Group
Stunning!
– Boston Globe
Raw, real and cathartic!
– New Times, LA
Get in touch with your anger!
– New York Times
Mastering its formidable arithmetic of cameras and souls, Group articulates a flood of emotion.
– The Village Voice
Released commercially in 2002 and 2003, “Group” was Wovie’s first feature film. It was shot in our Olympia studio on six Cannon XL1 digital video cameras, and the entire production was streamed live on the web. The intention was to tell a story in a totally unconventional way that stripped the illusions and the safe remove between artists and audiences and to maximize the transformative powers of storytelling at its best.

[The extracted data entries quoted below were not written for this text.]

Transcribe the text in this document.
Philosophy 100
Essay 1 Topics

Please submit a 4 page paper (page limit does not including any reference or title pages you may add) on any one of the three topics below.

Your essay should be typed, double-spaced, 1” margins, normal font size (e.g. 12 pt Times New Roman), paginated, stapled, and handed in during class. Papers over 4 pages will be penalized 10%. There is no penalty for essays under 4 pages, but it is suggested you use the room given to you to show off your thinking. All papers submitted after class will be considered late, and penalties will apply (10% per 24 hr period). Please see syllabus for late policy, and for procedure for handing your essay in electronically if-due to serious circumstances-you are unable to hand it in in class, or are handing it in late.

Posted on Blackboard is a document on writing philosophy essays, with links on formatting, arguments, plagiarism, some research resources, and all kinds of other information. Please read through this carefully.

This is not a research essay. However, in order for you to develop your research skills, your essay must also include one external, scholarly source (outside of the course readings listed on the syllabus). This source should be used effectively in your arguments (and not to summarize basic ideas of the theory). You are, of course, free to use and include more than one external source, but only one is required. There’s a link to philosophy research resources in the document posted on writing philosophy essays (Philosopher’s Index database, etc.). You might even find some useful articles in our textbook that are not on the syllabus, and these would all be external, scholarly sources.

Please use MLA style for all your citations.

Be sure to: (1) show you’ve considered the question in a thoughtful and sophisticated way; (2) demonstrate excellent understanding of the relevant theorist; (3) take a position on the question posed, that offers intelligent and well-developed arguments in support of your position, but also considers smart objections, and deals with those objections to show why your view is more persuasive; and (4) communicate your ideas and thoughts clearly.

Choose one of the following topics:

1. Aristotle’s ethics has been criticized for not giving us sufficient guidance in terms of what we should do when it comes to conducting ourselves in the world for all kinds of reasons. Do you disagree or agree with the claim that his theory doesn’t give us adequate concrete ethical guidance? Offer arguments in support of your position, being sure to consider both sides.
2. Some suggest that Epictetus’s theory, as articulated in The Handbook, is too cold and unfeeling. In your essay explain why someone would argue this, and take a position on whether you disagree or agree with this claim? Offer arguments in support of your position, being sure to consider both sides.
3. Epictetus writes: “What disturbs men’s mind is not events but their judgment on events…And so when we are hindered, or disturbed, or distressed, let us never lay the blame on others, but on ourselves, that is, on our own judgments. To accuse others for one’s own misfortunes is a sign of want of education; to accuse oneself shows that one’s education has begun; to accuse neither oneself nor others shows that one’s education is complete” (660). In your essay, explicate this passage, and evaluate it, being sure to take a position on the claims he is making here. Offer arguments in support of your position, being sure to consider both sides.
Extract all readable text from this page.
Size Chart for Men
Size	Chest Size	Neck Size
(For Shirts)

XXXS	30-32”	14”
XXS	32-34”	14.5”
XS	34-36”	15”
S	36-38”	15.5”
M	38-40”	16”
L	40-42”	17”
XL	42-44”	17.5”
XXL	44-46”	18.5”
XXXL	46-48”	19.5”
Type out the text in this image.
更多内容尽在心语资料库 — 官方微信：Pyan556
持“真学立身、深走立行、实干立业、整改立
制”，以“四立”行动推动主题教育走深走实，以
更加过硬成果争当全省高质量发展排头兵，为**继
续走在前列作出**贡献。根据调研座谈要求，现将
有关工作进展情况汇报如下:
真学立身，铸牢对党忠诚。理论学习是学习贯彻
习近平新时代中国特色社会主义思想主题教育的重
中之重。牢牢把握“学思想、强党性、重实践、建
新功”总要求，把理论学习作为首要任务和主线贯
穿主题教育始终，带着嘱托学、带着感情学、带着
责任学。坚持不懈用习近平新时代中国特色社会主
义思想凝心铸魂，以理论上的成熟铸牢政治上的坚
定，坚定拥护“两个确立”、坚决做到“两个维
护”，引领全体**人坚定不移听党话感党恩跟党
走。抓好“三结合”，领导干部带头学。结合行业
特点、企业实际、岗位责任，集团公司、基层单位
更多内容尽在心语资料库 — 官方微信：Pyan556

The cast was made up of actors and performers from across the country and included Carrie Brownstein, Lola Rock n’ Rolla, and Nomy Lamm. The movie’s punk rock soundtrack came straight out of the garages of Olympia, with songs by Sleater-Kinney, The Need and The Gossip.
“Group” is like no other movie you will ever watch–it doesn’t look like any other movie; it wasn’t made like any other movie. It will make you laugh, it will make you cry, and it may make you squirm in your seat.
“The most extraordinary thing about Group is the wholly believable and heart-wrenching depths of despair reached by the cast assembled by filmmakers and new-media artists Anne de Marcken and Marilyn Freeman.”
– Flick Filosopher
Synopsis
Nine women meet every Wednesday afternoon for 21 weeks of group therapy in this entirely original, ultra modern probe into the American psyche. Six unhidden and unexplained cameras capture this fast and funny, deep and bumpy ride into consciousness as these dauntless women simply try to find a little more happiness. Punk amputee; born-again Christian; hypochondriac; sex-rocker; enigma; tramp; bigot; binger; and their therapist.
At the center challenging them all is Pipi, the fat one-legged punk walled up inside her own contradictions. Orbiting closely are Clansey, the Christian confounded by her own condemning judgments, and Grace, the hypochondriac desperate to stay above the emotional fray. In this microcosm of life wrought with prejudice, pettiness, and trauma, it%27s compassion that transcends all else with a level of reality rarely seen in fiction. Six simultaneous camera perspectives expand the story on screen with multiple frames and layered narratives. Unforgettably funny at times and riveting to the final moment, GROUP delivers a fresh, powerful view of cinema and humanity.